World Cup: American Education 0

soccer ball

I did not watch the World Cup soccer game between Brazil and Germany, but I have been unable to escape the media coverage of the 7-1 “record-setting” football event, including photos on the front page of yesterday’s Wall Street Journal of Brazilian flag color decorated fans in various expressions of mourning as if someone, yes, a real person, near and dear, had just died.  On one of the television channels I saw thick tears running as if in slow motion granted by nature making their way down on one side alone of a Brazilian woman’s face.

I have to confess I did not explore in any deeper way that particular game nor read about what likely must have to do with nationalistic pride or maybe even part of the psyche that soccer constitutes in Brazil, and apparently much of the rest of the soccer ball, I mean globe, of which America is one part.

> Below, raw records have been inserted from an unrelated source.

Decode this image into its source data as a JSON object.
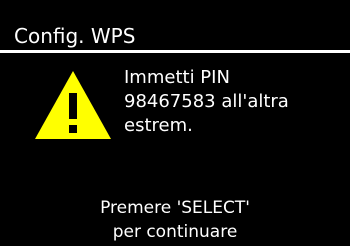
{
  "header": {
    "title": "Config. WPS"
  },
  "dialog": {
    "icon": "warning-triangle-icon",
    "icon_color": "#ffff00",
    "message_lines": [
      "Immetti PIN",
      "98467583 all'altra",
      "estrem."
    ],
    "prompt_lines": [
      "Premere 'SELECT'",
      "per continuare"
    ]
  }
}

It is not that I am an Ugly American who pooh-poohs soccer, though I must say Ann Coulter’s recent verbal match against and on the sport was an entertaining read, no matter what your politics are, but it is interesting that soccer appears to have to do with politics no matter how we wish to think that sports can be a borderless and uniting force.  For all the laudatory and civil praises about how nice it is when persons across the globe get together and compete in sports, the notion is usually marred by attention given to hooligans or others who turn the actual sporting event into a blood sport once the winds of scoring do not fill their sails full speed ahead.

Politics, money, the usual fight about who controls the money bag are by now an expected and, unfortunately, almost accepted condition in sports in America, including college sports.  If you have lived in the South and in Texas, as I have, you know if a choice had to be made between religion and football even many diehard Baptists would be tempted and reach for their Bibles to try to find the right passage to lead them to Jerry Jones Stadium.  So the triumvirate of money, politics, and religion rules when it comes to sports.

What I have found to be interesting about the rule of sports, especially our American college football, is how many vocal fans rally around college teams, even if those fans have not attended one of the colleges or any, completed high school, or have just a few years of secondary education between their ears.

What is it about college sports that rallies people so?  That, I am sure is answered somewhere by scholarship or will be answered by readers of this column.

What I really would like an answer to is how do we get people to rally behind education?  When will the masses, the soccer mob, the football tailgaters begin to shed tears or raise fists taking pride in education and how students perform, when students are winners, or if they are losing.

Where is the go-to zeal of “Just Do It” with the understood notion that to do it well must be an important part of academics, that’s right, academics.

Go education!  Or is the stadium empty today?